NEW YORK (dpa-AFX) – On Wall Street it looks like less selling pressure on Wednesday after the previous day’s losses. The Dow Jones Industrial was seen half an hour before the start of trading by broker IG 0.1 percent lower at 35 069 points. On Tuesday, the price barometer of the standard values ​​had already suffered from growth concerns at a discount of 0.8 percent – unlike the tech values ​​on the Nasdaq.

The market now said that analysts are currently more skeptical of American stocks after the record run of the US indices, which overshadows the international stock exchanges. The experts at Morgan Stanley therefore downgraded US stocks to “Underweight”. Under the impression of the ongoing pandemic and the tensions surrounding inflation, bond yields and monetary policy, I pointed out that the risks are currently very large again with regard to short-term growth.
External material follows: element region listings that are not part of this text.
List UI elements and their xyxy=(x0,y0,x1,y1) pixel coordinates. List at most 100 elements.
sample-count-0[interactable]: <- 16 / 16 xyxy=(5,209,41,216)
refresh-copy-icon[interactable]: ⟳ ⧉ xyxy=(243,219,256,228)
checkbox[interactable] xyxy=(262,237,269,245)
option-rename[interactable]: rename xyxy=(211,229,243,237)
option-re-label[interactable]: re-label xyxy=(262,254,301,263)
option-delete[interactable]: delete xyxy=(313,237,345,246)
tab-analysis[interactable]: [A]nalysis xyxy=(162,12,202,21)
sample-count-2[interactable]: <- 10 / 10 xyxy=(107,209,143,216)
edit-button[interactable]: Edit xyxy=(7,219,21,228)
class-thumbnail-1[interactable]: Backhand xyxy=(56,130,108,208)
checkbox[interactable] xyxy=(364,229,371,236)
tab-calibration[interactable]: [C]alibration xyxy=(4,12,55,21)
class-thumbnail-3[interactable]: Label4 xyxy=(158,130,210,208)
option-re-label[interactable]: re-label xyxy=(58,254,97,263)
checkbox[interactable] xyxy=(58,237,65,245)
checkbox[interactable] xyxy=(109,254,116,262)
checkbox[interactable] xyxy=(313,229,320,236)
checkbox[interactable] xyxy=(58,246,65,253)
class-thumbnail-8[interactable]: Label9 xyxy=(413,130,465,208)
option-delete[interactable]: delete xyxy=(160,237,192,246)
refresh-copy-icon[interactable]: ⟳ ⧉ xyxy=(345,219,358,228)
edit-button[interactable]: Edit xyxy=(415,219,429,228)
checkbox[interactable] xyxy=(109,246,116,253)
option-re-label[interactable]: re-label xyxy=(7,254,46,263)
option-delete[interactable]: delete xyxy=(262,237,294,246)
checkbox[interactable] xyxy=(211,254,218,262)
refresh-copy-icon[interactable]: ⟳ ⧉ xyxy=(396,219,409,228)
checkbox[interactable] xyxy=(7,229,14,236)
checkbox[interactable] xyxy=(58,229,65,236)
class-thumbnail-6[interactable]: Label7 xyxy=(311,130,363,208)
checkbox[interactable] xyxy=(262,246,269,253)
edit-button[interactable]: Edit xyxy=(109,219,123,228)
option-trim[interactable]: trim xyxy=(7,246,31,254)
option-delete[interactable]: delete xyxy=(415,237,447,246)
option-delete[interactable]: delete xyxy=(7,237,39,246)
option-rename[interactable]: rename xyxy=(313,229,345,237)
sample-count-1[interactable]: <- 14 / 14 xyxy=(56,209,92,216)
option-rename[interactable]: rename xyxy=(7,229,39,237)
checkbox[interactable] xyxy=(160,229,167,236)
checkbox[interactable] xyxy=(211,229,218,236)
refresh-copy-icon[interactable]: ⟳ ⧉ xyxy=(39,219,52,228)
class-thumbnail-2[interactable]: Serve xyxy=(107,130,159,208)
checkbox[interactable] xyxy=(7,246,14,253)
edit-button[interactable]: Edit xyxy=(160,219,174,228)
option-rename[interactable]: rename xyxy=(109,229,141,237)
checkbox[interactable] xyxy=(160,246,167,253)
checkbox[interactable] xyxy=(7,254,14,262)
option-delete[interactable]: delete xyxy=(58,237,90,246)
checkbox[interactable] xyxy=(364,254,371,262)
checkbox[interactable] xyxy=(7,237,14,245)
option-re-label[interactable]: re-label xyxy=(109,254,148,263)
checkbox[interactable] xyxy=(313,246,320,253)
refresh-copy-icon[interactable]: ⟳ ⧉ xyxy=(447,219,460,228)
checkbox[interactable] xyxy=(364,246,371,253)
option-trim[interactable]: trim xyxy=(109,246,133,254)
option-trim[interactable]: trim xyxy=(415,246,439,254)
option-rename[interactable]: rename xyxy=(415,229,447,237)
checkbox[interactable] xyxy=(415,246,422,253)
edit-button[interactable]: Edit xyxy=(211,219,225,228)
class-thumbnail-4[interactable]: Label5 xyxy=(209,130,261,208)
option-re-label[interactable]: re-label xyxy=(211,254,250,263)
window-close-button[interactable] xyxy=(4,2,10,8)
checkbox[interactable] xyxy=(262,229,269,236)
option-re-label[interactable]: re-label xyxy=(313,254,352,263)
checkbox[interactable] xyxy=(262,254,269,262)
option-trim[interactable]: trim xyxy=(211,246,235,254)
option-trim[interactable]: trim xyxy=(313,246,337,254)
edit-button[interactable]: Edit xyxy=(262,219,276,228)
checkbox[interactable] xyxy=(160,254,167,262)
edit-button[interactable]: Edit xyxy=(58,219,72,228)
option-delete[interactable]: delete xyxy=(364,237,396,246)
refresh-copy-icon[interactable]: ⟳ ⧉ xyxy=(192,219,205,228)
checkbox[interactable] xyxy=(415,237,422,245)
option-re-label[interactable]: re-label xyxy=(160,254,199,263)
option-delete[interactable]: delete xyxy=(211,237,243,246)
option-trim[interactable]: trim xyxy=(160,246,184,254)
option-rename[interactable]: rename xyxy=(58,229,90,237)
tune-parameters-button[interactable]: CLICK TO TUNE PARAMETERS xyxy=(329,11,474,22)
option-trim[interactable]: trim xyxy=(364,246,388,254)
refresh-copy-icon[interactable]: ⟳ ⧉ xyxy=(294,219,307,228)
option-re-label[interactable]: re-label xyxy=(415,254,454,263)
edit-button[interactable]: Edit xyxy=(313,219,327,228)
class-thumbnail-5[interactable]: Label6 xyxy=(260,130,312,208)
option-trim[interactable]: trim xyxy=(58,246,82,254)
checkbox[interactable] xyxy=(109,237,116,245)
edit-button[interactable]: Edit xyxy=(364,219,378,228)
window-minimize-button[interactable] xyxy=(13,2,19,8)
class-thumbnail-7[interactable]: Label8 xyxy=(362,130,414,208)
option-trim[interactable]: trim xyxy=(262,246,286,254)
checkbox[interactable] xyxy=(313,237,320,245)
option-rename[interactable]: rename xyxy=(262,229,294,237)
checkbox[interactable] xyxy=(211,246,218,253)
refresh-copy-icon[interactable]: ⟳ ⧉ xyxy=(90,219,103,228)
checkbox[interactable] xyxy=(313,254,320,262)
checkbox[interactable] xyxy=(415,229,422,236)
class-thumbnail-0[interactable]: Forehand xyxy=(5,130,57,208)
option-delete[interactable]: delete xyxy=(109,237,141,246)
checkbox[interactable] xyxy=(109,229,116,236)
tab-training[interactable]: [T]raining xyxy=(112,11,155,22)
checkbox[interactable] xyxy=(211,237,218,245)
After all, trading on the Nasdaq had come to a robust end the day before. “Anything that is not necessarily dependent on cyclical growth is doing pretty well these days,” said market watcher Neil Wilson of Markets.com. He referred to the shares of the video streaming provider Netflix, which reached record heights the day before, or the electric car pioneer Tesla. Its shares are heading towards their high from April with a plus of 1.3 percent. However, the technology-heavy Nasdaq 100 index was rated on par with the Dow just in the red on Wednesday.

After the recent surge in bond yields to a high since mid-July, they will fall again on Wednesday. This could put the attractiveness of banks as an investment to the test. Before the trading session, however, the shares of the Dow-listed financial houses Goldman Sachs and JPMorgan moved very little. In theory, higher market interest rates are considered beneficial for banks’ day-to-day business, including with loans.

Paypal meanwhile made a name for itself with a reported acquisition: The payment service provider wants to swallow the Japanese provider Paidy for 2.7 billion US dollars. This was initially well received by investors, with the price gaining 1.6 percent before the IPO.